An important chapter in the search for justice by survivors of a massacre in the Democratic Republic of Congo came to a disappointing end this week, when the Supreme Court of Canada rejected their appeal of a lower court’s dismissal of their claims against Anvil Mining.
In 2004, an estimated 100 civilians died when the Congolese army attacked the town of Kilwa, which served as the base of operations for Anvil Mining, a Canadian/Australian company. The survivors alleged that Anvil employees transported the soldiers to Kilwa, paid them, and gave them logistical support, including driving them around Kilwa during the massacre.
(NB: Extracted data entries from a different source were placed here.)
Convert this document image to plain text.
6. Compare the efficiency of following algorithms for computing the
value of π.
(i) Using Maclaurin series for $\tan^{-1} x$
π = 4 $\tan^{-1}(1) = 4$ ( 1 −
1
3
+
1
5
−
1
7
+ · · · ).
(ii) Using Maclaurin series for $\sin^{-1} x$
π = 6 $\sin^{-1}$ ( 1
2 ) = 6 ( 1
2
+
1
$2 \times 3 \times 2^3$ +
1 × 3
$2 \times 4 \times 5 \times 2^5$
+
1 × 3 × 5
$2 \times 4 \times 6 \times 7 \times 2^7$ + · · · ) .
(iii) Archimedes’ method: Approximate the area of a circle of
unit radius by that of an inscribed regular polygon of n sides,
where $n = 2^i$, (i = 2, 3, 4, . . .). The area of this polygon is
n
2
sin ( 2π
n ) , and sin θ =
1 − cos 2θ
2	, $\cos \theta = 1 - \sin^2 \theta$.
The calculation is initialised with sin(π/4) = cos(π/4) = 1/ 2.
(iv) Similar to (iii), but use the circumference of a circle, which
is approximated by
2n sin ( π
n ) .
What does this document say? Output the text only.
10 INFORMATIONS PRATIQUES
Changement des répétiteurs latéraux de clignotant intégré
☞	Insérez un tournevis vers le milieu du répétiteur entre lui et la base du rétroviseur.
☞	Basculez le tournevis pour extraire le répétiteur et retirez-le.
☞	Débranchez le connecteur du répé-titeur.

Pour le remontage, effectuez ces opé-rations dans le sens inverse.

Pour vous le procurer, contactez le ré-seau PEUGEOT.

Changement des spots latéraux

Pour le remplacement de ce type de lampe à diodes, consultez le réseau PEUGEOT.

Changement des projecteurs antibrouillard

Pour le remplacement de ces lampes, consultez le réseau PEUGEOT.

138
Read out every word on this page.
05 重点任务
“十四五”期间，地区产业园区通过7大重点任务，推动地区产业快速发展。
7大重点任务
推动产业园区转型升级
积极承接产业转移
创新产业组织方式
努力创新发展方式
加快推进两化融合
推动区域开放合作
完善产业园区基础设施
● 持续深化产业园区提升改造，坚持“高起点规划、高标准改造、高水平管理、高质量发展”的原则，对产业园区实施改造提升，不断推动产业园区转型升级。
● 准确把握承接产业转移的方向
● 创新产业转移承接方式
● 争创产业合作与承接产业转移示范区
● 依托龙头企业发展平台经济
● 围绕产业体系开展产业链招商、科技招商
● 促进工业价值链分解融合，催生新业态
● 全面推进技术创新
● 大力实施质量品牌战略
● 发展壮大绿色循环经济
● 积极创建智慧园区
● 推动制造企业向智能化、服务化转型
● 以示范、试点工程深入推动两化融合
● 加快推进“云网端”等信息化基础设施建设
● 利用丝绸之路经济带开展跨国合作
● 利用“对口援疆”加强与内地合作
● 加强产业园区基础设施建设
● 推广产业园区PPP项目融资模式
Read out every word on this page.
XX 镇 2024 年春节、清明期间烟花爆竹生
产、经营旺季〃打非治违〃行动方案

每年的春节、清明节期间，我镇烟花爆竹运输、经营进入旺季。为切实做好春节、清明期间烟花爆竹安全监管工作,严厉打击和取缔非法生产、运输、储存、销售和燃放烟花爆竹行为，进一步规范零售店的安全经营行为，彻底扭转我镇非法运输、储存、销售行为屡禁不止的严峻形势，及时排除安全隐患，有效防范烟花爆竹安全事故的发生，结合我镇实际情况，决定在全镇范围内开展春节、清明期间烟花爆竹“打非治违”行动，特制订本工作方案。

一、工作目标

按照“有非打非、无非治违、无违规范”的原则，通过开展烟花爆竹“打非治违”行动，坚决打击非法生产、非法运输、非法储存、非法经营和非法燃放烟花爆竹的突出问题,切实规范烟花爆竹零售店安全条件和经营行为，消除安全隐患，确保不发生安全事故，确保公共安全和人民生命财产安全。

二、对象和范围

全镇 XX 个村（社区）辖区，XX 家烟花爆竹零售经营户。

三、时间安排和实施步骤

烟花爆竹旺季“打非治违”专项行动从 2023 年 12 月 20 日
A Superior Court judge in Québec initially gave the plaintiffs a green light to pursue their claims, but the decision was later overturned by the Québec Court of Appeals, which ruled that the case should instead proceed in Congo or Australia. (I analyzed this decision in a previous blog post.)
The Supreme Court’s decision to turn aside the plaintiffs’ appeal means that the Canadian courts are closed to their claims. This outcome is not exactly surprising; Canadian courts have been quite aggressive in their use of the forum non conveniens doctrine to rid themselves of international human rights cases. It’s disappointing, though, because for a brief moment the Canadian judiciary appeared to be willing to exercise the authority it has to apply universal human rights standards to companies that benefit from doing business in Canada.